でもこれでは、本が売れるまでの数カ月間、出版社にお金が入ってきません。出版社は月々のやり繰りに困りますし、余裕がなければ次の本も作れないので、品ぞろえの貧弱になる取次も困ります。このため、取次はある程度実績のある出版社に対しては、書籍が売れたら出版社に入るはずの売上金の何割かを前払いするのです。最終的に書籍がきちんと売れれば、取次も儲かりますし、出版社にもさらに売り上げが入って万々歳なわけですが、前払い相当分すら売れないなんてことも、しばしば起こります。その場合、取次は出版社に本を返して「売れた分と前払いの差額を返して」と要求するのです。

この一連の流れ、何かと構図が似てますね……。そう、新刊書籍を担保というか質草というかにして、お金を貸し借りしたと見ることが可能です。

出版社が取次に返せるだけの現金を手元に持っていれば問題ないのですが、大抵の場合そうではありません。この時に出版業界独特の商慣行が出てきます。改めて新刊を出して、その前払い金で返金分と相殺することが許されるのです。少し俯瞰して眺めてみると、本が売れなければ雪だるま式に「借金」が膨れ上がって行く代わりに、ひとたびベストセラーが出れば「借金」を完済してお釣りがくるというバクチのような状況です。手元に現金のない出版社が、このバクチからおりるということは倒産を意味します。「売れない」と判断された書籍のことは忘れて、次の書籍に賭けるしかありません。

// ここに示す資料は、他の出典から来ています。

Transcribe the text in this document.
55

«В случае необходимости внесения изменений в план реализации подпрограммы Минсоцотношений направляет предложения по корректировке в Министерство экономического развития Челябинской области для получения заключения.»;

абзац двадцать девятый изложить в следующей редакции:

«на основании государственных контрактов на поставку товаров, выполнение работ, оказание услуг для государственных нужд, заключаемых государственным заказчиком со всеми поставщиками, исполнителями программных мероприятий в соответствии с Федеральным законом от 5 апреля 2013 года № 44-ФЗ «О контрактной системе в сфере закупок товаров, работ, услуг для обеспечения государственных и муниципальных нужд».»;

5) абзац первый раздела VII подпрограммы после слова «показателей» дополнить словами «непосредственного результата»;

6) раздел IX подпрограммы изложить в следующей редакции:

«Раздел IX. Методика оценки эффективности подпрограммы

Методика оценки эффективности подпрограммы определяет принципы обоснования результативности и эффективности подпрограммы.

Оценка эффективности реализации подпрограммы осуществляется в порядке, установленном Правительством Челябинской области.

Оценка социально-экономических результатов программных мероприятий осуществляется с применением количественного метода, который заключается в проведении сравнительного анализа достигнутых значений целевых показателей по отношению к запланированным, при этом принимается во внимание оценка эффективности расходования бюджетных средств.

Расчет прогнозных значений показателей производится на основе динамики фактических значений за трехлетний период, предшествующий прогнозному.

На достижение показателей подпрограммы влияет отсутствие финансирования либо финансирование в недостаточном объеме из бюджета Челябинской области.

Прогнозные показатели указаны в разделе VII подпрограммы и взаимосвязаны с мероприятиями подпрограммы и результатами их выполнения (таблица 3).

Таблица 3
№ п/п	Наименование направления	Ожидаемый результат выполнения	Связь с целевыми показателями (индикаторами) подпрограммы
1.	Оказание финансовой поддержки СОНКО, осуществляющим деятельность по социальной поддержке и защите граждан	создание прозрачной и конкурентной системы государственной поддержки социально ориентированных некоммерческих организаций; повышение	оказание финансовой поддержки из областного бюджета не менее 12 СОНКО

こうして借金に追いまくられながら一攫千金を夢見る出版社群が、次々に新刊書籍を粗製乱造した結果、毎日200冊も新刊があるというトンデモない状況が生まれてしまったわけです。前回書いたように書店に並ぶ日数もどんどん短くなっており、本当にその書籍を必要としている人の眼に触れることもないまま返品されています。新刊書籍の部数にして4割が返品され裁断されていると言われます。この業界構造の弊害は10年以前から指摘されてきましたが、結局内部からは変革できないまま、ついに電子書籍元年を迎えてしまいました。恐らく、この商慣行は長くは続かないことでしょう。

さて、我がロハスメディアは、新しく規模の小さい出版社なので、そもそも取次が売上金を前払いしてくれる対象になっていません。このため一時に多額の現金を得ることはできない代わりに、前払い分を返せと言われることもありません。地道に長期間かけて1冊を丁寧にプロモーションしていくことができます。多くの人の思いが宿った書籍を、大事に売っていくことができるのです。負け惜しみのように聞こえるかもしれませんが、「救児の人々」がこうした「新刊スパイラル」に巻き込まれることがなくて本当によかったと思います。これからも、地道に営業活動をしていきますので、皆様よろしくお願い申し上げます。